I am heavily invested in LocoNet with eight TeamDigital 8-channel turnout controllers and a BDL168 block occupancy board. I am in the process of separating out the local bus interface and signal driving code to allow for using other hardware options such as LCC.

The primary requirement for applying my signaling system is to isolate the track within a control point from the blocks that connect the control points. Signals are placed at each track entrance to a control point. You don't have to place the physical signal but the system will compute the signal indication. Each control point and block needs block occupancy detectors. If the local bus can report block occupancy and turnout positions then the signaling system can compute the indication for each signal based on the layout information that relates how the control points connect with each other.

Layout Wiring; A Cautionary Tale

I did not have a plan for layout wiring. I had a huge roll of two-strand orange and white #24 solid wire with which I wired the layout. The bottom side of the layout resembles a pinball machine. The bulk of the wiring consists of

• Turnout switch machine controllers to turnouts: 8 Team Digital SMD82 switch machine controllers
• Track blocks to block detection hardware: 6 home brew block detectors and one Digitrax BDL168
• RR-CirKits TC-64 Tower Controller
• Signals to signal controller. The controller is still on the bench so the wiring is shoofly
• Miscellaneous wiring; LocoNet and +12V to modules that need it

There's no getting around having lots of wire. The wiring is as simple as it is abundant. 
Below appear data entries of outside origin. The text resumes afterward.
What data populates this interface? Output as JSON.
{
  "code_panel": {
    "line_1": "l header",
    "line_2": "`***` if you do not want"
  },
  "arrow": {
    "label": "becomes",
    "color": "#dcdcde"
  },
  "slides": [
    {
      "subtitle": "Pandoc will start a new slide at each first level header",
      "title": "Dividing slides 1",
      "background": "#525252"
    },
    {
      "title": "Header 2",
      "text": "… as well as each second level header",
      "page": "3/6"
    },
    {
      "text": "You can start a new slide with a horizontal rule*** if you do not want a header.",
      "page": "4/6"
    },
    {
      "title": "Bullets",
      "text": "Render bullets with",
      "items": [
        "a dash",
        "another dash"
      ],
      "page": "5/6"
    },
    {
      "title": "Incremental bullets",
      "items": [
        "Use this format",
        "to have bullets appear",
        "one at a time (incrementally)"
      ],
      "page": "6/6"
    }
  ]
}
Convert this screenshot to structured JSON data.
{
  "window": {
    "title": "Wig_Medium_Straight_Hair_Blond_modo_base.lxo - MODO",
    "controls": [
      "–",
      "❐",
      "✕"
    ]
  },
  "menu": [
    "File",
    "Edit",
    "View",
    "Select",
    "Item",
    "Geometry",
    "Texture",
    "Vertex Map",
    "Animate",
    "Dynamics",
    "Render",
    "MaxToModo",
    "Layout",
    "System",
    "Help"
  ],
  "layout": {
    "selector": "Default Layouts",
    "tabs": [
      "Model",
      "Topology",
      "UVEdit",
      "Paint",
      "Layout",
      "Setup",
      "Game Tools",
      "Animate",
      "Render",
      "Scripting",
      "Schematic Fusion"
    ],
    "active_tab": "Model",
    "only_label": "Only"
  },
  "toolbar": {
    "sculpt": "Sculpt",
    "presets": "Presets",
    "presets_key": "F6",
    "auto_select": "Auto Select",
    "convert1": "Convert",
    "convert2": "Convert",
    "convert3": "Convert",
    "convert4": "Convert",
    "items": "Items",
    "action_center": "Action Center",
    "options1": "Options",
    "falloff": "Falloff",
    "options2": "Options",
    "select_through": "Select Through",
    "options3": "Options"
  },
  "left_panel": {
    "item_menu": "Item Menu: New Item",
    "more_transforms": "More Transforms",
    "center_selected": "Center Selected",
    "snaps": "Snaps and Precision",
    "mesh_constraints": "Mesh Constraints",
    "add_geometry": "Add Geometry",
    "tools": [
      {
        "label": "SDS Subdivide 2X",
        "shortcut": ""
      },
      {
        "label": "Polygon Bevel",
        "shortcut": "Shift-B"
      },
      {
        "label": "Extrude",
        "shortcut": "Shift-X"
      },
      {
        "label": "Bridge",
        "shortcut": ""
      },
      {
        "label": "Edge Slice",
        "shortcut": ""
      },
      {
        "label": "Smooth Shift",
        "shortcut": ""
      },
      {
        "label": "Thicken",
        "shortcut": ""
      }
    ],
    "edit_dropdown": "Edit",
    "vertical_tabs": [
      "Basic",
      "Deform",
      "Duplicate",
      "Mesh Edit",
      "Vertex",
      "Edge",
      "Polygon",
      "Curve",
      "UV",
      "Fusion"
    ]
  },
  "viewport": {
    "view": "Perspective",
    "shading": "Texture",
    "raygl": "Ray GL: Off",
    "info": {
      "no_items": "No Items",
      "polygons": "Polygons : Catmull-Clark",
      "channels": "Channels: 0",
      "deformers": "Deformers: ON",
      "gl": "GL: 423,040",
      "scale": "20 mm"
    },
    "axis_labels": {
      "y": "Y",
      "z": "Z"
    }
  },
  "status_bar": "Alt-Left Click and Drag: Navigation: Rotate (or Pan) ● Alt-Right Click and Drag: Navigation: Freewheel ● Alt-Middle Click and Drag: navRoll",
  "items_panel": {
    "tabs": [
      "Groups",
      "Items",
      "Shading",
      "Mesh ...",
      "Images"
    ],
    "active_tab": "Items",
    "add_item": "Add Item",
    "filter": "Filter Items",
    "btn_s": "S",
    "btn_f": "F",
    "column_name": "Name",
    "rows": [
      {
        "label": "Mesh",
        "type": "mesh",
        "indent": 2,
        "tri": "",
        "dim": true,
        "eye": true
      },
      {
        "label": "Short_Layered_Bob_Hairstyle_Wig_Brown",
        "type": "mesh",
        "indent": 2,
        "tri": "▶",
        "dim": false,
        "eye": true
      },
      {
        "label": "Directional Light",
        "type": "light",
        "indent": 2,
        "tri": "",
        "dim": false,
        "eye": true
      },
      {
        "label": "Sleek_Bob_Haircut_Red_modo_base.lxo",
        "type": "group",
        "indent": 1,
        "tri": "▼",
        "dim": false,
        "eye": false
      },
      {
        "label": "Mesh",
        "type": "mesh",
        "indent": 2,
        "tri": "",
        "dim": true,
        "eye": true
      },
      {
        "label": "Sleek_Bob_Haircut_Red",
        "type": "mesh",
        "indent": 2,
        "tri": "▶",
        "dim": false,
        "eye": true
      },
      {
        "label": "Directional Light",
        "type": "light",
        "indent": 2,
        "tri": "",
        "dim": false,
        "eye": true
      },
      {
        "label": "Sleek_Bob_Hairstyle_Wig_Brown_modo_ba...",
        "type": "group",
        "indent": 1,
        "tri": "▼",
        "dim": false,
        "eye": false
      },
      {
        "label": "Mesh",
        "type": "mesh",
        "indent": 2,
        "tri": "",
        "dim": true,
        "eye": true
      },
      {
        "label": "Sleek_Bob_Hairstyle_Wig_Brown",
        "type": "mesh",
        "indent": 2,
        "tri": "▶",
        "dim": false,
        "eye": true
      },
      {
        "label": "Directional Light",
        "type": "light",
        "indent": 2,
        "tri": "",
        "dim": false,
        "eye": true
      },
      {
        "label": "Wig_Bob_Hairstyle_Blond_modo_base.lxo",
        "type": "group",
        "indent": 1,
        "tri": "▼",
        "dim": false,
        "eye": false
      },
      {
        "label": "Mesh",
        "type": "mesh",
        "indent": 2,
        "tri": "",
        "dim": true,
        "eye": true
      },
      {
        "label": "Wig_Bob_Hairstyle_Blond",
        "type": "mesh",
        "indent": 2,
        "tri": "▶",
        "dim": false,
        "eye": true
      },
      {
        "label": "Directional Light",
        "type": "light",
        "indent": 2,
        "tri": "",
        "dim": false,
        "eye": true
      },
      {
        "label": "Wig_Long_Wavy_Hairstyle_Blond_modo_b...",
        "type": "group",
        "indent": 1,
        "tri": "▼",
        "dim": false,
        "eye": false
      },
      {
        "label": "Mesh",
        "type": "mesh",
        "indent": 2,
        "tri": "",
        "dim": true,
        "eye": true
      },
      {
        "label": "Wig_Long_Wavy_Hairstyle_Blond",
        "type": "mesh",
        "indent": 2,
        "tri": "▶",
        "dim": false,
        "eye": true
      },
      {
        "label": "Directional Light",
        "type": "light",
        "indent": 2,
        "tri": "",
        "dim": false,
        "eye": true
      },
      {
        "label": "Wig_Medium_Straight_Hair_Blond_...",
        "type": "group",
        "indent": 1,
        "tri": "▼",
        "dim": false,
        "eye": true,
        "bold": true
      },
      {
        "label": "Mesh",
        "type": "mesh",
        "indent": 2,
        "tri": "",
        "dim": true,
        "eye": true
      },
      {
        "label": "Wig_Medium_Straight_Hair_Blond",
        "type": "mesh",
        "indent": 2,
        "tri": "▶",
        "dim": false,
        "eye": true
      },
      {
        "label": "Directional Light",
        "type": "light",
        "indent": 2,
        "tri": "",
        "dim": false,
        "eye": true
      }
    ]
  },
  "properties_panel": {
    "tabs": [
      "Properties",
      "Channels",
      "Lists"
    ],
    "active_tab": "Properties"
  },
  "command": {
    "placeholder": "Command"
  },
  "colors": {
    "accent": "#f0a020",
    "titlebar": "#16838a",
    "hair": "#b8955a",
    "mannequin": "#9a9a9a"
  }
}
Each block feed has a series light bulb. I chose T5 bulbs because they are available in 4-18 W range suitable for N-scale locomotives, and I found bulb sockets cheap at Ax Man (local surplus store).

In my first iteration I mounted the turnout controllers and block occupancy hardware on a single hinged panel. The problem with that was all the wiring concentrated at that panel. I then decided to distribute the various devices to the middle of the layout to minimize wiring length and spread out the wiring over a larger area.

I don't recommend my implementation but I also do not know how much it can be improved upon. The wiring is mostly trouble-free except for the occasional bad splice or unsoldered connection.